The story quickly turns its focus to the team reacting to their leader’s critical injury. And while I applauded the attempt, it doesn’t quite succeed in what it was going for. Donna is trying to dull her emotions with alcohol, but instead of addressing it properly as the problem it should be, its waived away after a contrived conversation with Raven, which is another problem. Especially in an issue full of human tragedy, Raven being dead to emotions should be a big storyline. Donna’s drinking should be a big problem. Instead, the story pays lip service to both and has the team focus on an incidental character that has no bearing on this book at all. The book hasn’t given me any reason to care about the death of Tyler Bains and in a book that has members of the team struggling with serious personal issues in the face of tragedy, to focus on Tyler’s coma feels like a waste of everyone’s time.
There’s also the matter of the last issue’s set up of the Blood Cult being forgotten in this issue. Isn’t this a problem that should at least be mentioned as the Titans try to deal with everything else on their plate? It makes me wonder if events of this issue were late in the game curveball that this creative team has had to contend with.
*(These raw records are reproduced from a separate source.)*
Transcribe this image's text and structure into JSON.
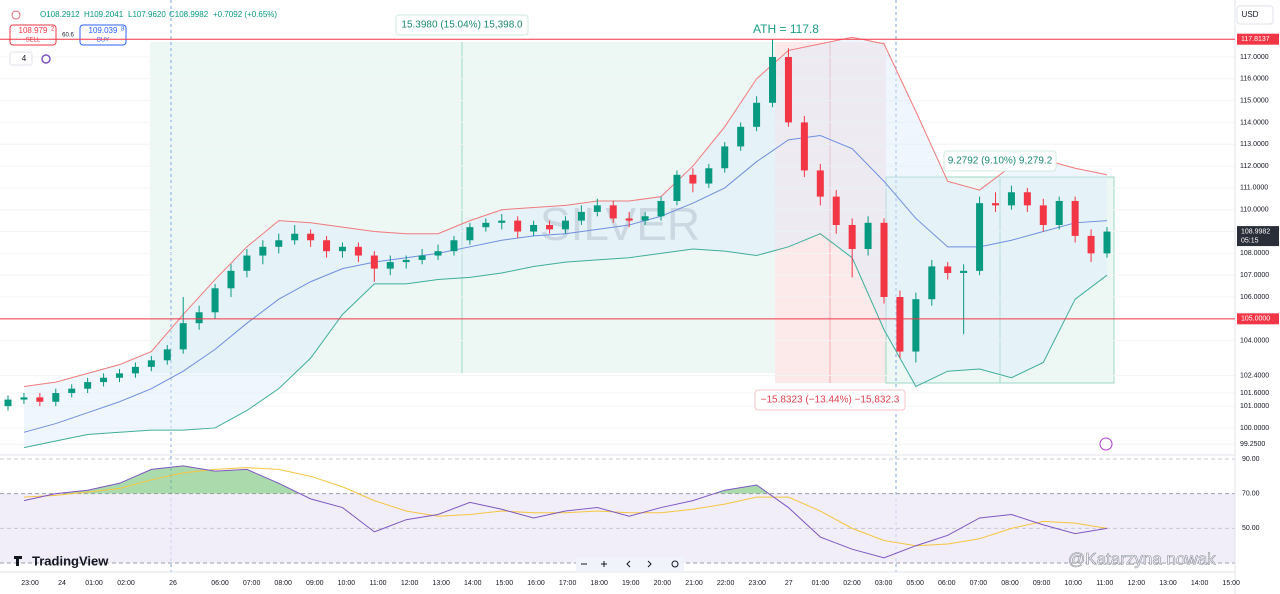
{
  "header": {
    "open": "O108.2912",
    "high": "H109.2041",
    "low": "L107.9620",
    "close": "C108.9982",
    "change": "+0.7092 (+0.65%)",
    "sell_price": "108.979",
    "sell_sup": "2",
    "sell_label": "SELL",
    "spread": "60.6",
    "buy_price": "109.039",
    "buy_sup": "8",
    "buy_label": "BUY",
    "interval": "4",
    "currency": "USD"
  },
  "chart_data": {
    "type": "candlestick",
    "title": "SILVER",
    "open": [
      101.0,
      101.3,
      101.4,
      101.2,
      101.6,
      101.8,
      102.1,
      102.3,
      102.5,
      102.8,
      103.1,
      103.6,
      104.8,
      105.3,
      106.4,
      107.2,
      107.9,
      108.3,
      108.6,
      108.9,
      108.6,
      108.1,
      108.3,
      107.9,
      107.3,
      107.6,
      107.7,
      107.9,
      108.1,
      108.6,
      109.2,
      109.4,
      109.5,
      109.0,
      109.3,
      109.1,
      109.5,
      109.9,
      110.2,
      109.6,
      109.5,
      109.7,
      110.4,
      111.6,
      111.2,
      111.9,
      112.9,
      113.8,
      114.9,
      117.0,
      114.0,
      111.8,
      110.6,
      109.3,
      108.2,
      109.4,
      106.0,
      103.5,
      105.9,
      107.4,
      107.1,
      107.2,
      110.3,
      110.2,
      110.8,
      110.2,
      109.3,
      110.4,
      108.8,
      108.0
    ],
    "high": [
      101.5,
      101.6,
      101.6,
      101.8,
      102.0,
      102.3,
      102.5,
      102.7,
      103.0,
      103.3,
      103.8,
      106.0,
      105.6,
      106.6,
      107.5,
      108.2,
      108.6,
      108.9,
      109.3,
      109.1,
      108.8,
      108.5,
      108.5,
      108.1,
      107.9,
      107.9,
      108.2,
      108.4,
      108.8,
      109.4,
      109.6,
      109.8,
      109.7,
      109.5,
      109.5,
      109.7,
      110.2,
      110.5,
      110.4,
      109.9,
      109.9,
      110.6,
      111.8,
      111.9,
      112.1,
      113.1,
      114.0,
      115.2,
      117.8,
      117.4,
      114.3,
      112.1,
      110.9,
      109.6,
      109.7,
      109.6,
      106.3,
      106.2,
      107.7,
      107.6,
      107.5,
      110.6,
      110.8,
      111.1,
      111.0,
      110.5,
      110.6,
      110.6,
      109.1,
      109.2
    ],
    "low": [
      100.8,
      101.1,
      101.0,
      101.0,
      101.4,
      101.6,
      101.9,
      102.1,
      102.3,
      102.6,
      102.9,
      103.4,
      104.5,
      105.0,
      106.0,
      106.9,
      107.5,
      108.0,
      108.4,
      108.3,
      107.8,
      107.8,
      107.6,
      106.7,
      107.0,
      107.3,
      107.5,
      107.7,
      107.9,
      108.4,
      109.0,
      109.1,
      108.7,
      108.8,
      108.9,
      108.9,
      109.3,
      109.7,
      109.4,
      109.2,
      109.3,
      109.5,
      110.2,
      110.8,
      111.0,
      111.7,
      112.7,
      113.6,
      114.7,
      113.8,
      111.5,
      110.2,
      108.9,
      106.9,
      107.9,
      105.7,
      103.2,
      103.0,
      105.6,
      106.8,
      104.3,
      107.0,
      109.9,
      110.0,
      109.9,
      109.0,
      109.1,
      108.5,
      107.6,
      107.8
    ],
    "close": [
      101.3,
      101.4,
      101.2,
      101.6,
      101.8,
      102.1,
      102.3,
      102.5,
      102.8,
      103.1,
      103.6,
      104.8,
      105.3,
      106.4,
      107.2,
      107.9,
      108.3,
      108.6,
      108.9,
      108.6,
      108.1,
      108.3,
      107.9,
      107.3,
      107.6,
      107.7,
      107.9,
      108.1,
      108.6,
      109.2,
      109.4,
      109.5,
      109.0,
      109.3,
      109.1,
      109.5,
      109.9,
      110.2,
      109.6,
      109.5,
      109.7,
      110.4,
      111.6,
      111.2,
      111.9,
      112.9,
      113.8,
      114.9,
      117.0,
      114.0,
      111.8,
      110.6,
      109.3,
      108.2,
      109.4,
      106.0,
      103.5,
      105.9,
      107.4,
      107.1,
      107.2,
      110.3,
      110.2,
      110.8,
      110.2,
      109.3,
      110.4,
      108.8,
      108.0,
      108.9982
    ],
    "up_color": "#089981",
    "down_color": "#f23645",
    "bands": [
      {
        "name": "upper",
        "color": "#f07a7a",
        "values": [
          101.9,
          102.1,
          102.5,
          102.9,
          103.5,
          105.2,
          106.8,
          108.3,
          109.5,
          109.4,
          109.2,
          109.0,
          108.9,
          108.9,
          109.5,
          110.0,
          110.1,
          110.2,
          110.4,
          110.4,
          110.6,
          112.0,
          113.8,
          116.0,
          117.3,
          117.6,
          117.9,
          117.6,
          114.5,
          111.3,
          110.9,
          112.0,
          112.3,
          111.9,
          111.6
        ]
      },
      {
        "name": "basis",
        "color": "#6f8fe0",
        "values": [
          99.8,
          100.2,
          100.7,
          101.2,
          101.8,
          102.6,
          103.6,
          104.8,
          105.9,
          106.7,
          107.3,
          107.6,
          107.8,
          108.0,
          108.3,
          108.6,
          108.8,
          108.9,
          109.1,
          109.3,
          109.7,
          110.3,
          111.0,
          112.2,
          113.2,
          113.4,
          112.8,
          111.3,
          109.6,
          108.3,
          108.3,
          108.6,
          109.0,
          109.4,
          109.5
        ]
      },
      {
        "name": "lower",
        "color": "#3fae9a",
        "values": [
          99.1,
          99.4,
          99.7,
          99.8,
          99.9,
          99.9,
          100.0,
          100.8,
          101.8,
          103.2,
          105.2,
          106.6,
          106.6,
          106.8,
          106.9,
          107.1,
          107.4,
          107.6,
          107.7,
          107.8,
          108.0,
          108.2,
          108.1,
          107.9,
          108.3,
          108.9,
          107.8,
          104.5,
          101.9,
          102.6,
          102.7,
          102.3,
          103.0,
          105.9,
          107.0
        ]
      }
    ],
    "ylim": [
      98.76,
      119.61
    ],
    "yticks": [
      {
        "value": 117,
        "label": "117.0000"
      },
      {
        "value": 116,
        "label": "116.0000"
      },
      {
        "value": 115,
        "label": "115.0000"
      },
      {
        "value": 114,
        "label": "114.0000"
      },
      {
        "value": 113,
        "label": "113.0000"
      },
      {
        "value": 112,
        "label": "112.0000"
      },
      {
        "value": 111,
        "label": "111.0000"
      },
      {
        "value": 110,
        "label": "110.0000"
      },
      {
        "value": 109,
        "label": "109.0000"
      },
      {
        "value": 108,
        "label": "108.0000"
      },
      {
        "value": 107,
        "label": "107.0000"
      },
      {
        "value": 106,
        "label": "106.0000"
      },
      {
        "value": 104,
        "label": "104.0000"
      },
      {
        "value": 102.4,
        "label": "102.4000"
      },
      {
        "value": 101.6,
        "label": "101.6000"
      },
      {
        "value": 101,
        "label": "101.0000"
      },
      {
        "value": 100,
        "label": "100.0000"
      },
      {
        "value": 99.25,
        "label": "99.2500"
      }
    ],
    "grid": true,
    "price_badges": [
      {
        "value": 117.8137,
        "color": "#f23645"
      },
      {
        "value": {
          "value": 105,
          "label": "105.0000"
        },
        "color": "#f23645"
      },
      {
        "value": 108.9982,
        "color": "#2a2e39",
        "countdown": "05:15"
      }
    ],
    "x_labels": [
      "23:00",
      "24",
      "01:00",
      "02:00",
      "26",
      "06:00",
      "07:00",
      "08:00",
      "09:00",
      "10:00",
      "11:00",
      "12:00",
      "13:00",
      "14:00",
      "15:00",
      "16:00",
      "17:00",
      "18:00",
      "19:00",
      "20:00",
      "21:00",
      "22:00",
      "23:00",
      "27",
      "01:00",
      "02:00",
      "03:00",
      "05:00",
      "06:00",
      "07:00",
      "08:00",
      "09:00",
      "10:00",
      "11:00",
      "12:00",
      "13:00",
      "14:00",
      "15:00"
    ],
    "annotations": {
      "range_up": "15.3980 (15.04%) 15,398.0",
      "ath": "ATH = 117.8",
      "range_down": "−15.8323 (−13.44%) −15,832.3",
      "range_rebound": "9.2792 (9.10%) 9,279.2"
    },
    "rsi": {
      "series": [
        {
          "name": "rsi",
          "color": "#7e57c2",
          "values": [
            66,
            70,
            72,
            76,
            84,
            86,
            83,
            84,
            76,
            67,
            62,
            48,
            55,
            58,
            65,
            61,
            56,
            60,
            62,
            57,
            62,
            66,
            72,
            75,
            62,
            45,
            38,
            33,
            40,
            46,
            56,
            58,
            52,
            47,
            50
          ]
        },
        {
          "name": "rsi-ma",
          "color": "#f5c542",
          "values": [
            68,
            69,
            71,
            73,
            78,
            82,
            84,
            85,
            84,
            80,
            74,
            66,
            60,
            57,
            58,
            60,
            59,
            59,
            60,
            59,
            59,
            61,
            64,
            68,
            68,
            60,
            50,
            43,
            40,
            41,
            44,
            50,
            54,
            53,
            50
          ]
        }
      ],
      "ylim": [
        26,
        92.3
      ],
      "band": [
        30,
        70
      ],
      "yticks": [
        {
          "value": 90,
          "label": "90.00"
        },
        {
          "value": 70,
          "label": "70.00"
        },
        {
          "value": 50,
          "label": "50.00"
        }
      ]
    }
  },
  "branding": {
    "logo": "TradingView",
    "watermark": "@Katarzyna nowak"
  }
}
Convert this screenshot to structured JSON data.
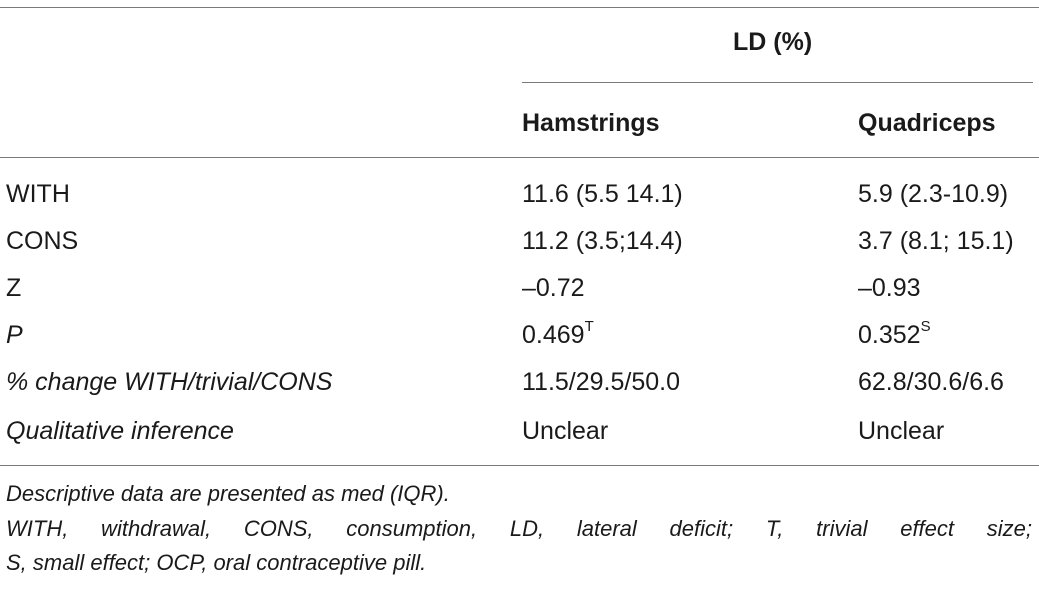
{
  "table": {
    "group_header": "LD (%)",
    "columns": [
      "Hamstrings",
      "Quadriceps"
    ],
    "rows": [
      {
        "label": "WITH",
        "italic": false,
        "hamstrings": "11.6 (5.5 14.1)",
        "quadriceps": "5.9 (2.3-10.9)"
      },
      {
        "label": "CONS",
        "italic": false,
        "hamstrings": "11.2 (3.5;14.4)",
        "quadriceps": "3.7 (8.1; 15.1)"
      },
      {
        "label": "Z",
        "italic": false,
        "hamstrings": "–0.72",
        "quadriceps": "–0.93"
      },
      {
        "label": "P",
        "italic": true,
        "hamstrings": "0.469",
        "hamstrings_sup": "T",
        "quadriceps": "0.352",
        "quadriceps_sup": "S"
      },
      {
        "label": "% change WITH/trivial/CONS",
        "italic": true,
        "hamstrings": "11.5/29.5/50.0",
        "quadriceps": "62.8/30.6/6.6"
      },
      {
        "label": "Qualitative inference",
        "italic": true,
        "hamstrings": "Unclear",
        "quadriceps": "Unclear"
      }
    ]
  },
  "footnotes": {
    "line1": "Descriptive data are presented as med (IQR).",
    "line2": "WITH, withdrawal, CONS, consumption, LD, lateral deficit; T, trivial effect size;",
    "line3": "S, small effect; OCP, oral contraceptive pill."
  }
}
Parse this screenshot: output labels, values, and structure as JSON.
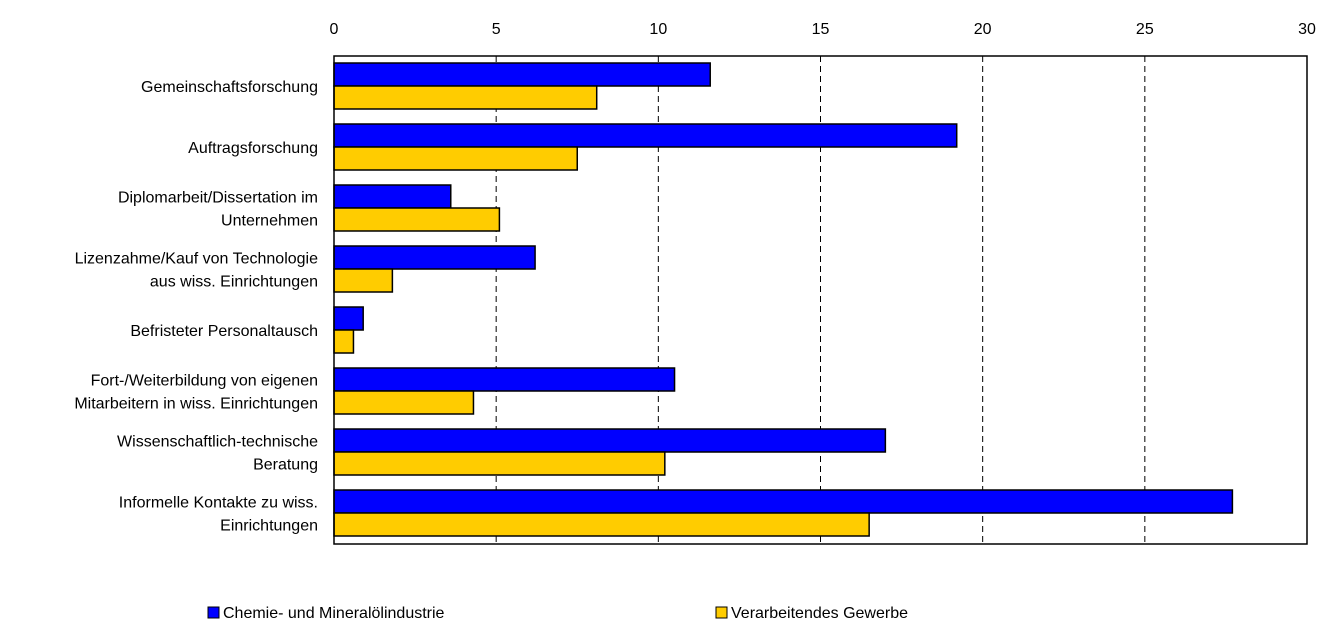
{
  "chart_data": {
    "type": "bar",
    "orientation": "horizontal",
    "title": "",
    "xlabel": "",
    "ylabel": "",
    "xlim": [
      0,
      30
    ],
    "ticks": [
      0,
      5,
      10,
      15,
      20,
      25,
      30
    ],
    "tick_labels": [
      "0",
      "5",
      "10",
      "15",
      "20",
      "25",
      "30"
    ],
    "x_axis_position": "top",
    "grid": "vertical dashed",
    "legend_position": "bottom",
    "categories": [
      [
        "Gemeinschaftsforschung"
      ],
      [
        "Auftragsforschung"
      ],
      [
        "Diplomarbeit/Dissertation im",
        "Unternehmen"
      ],
      [
        "Lizenzahme/Kauf von Technologie",
        "aus wiss. Einrichtungen"
      ],
      [
        "Befristeter Personaltausch"
      ],
      [
        "Fort-/Weiterbildung von eigenen",
        "Mitarbeitern in wiss. Einrichtungen"
      ],
      [
        "Wissenschaftlich-technische",
        "Beratung"
      ],
      [
        "Informelle Kontakte zu wiss.",
        "Einrichtungen"
      ]
    ],
    "series": [
      {
        "name": "Chemie- und Mineralölindustrie",
        "color": "#0000ff",
        "values": [
          11.6,
          19.2,
          3.6,
          6.2,
          0.9,
          10.5,
          17.0,
          27.7
        ]
      },
      {
        "name": "Verarbeitendes Gewerbe",
        "color": "#ffcc00",
        "values": [
          8.1,
          7.5,
          5.1,
          1.8,
          0.6,
          4.3,
          10.2,
          16.5
        ]
      }
    ]
  }
}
I did like Miss Martian admitting to not knowing what to do in this situation and if this whole Nightwing storyline has a silver lining, I like the idea of Miss Martian stepping up and truly becoming a part of this team. I could have done without another passively bigoted comment from Ben about Miss Martian being a monster. I don’t know where this plotline is going but it continues to feel weird that this character, in light of everything else that he is seeing, would draw the line at taking issue at Miss Martian’s true from.
Brent Peeples’s art does what is asked and his character work is fine. I find that there isn’t a lot of care put into his background and there is a lot of empty space in the backgrounds that make the book feel incomplete.
Final Thoughts: Team books are all about how the characters interact with one another, and with a team with as much history as the Titans, I want the book to take the time to tell smaller stories like this. I also want the book to just be better then what’s presented here.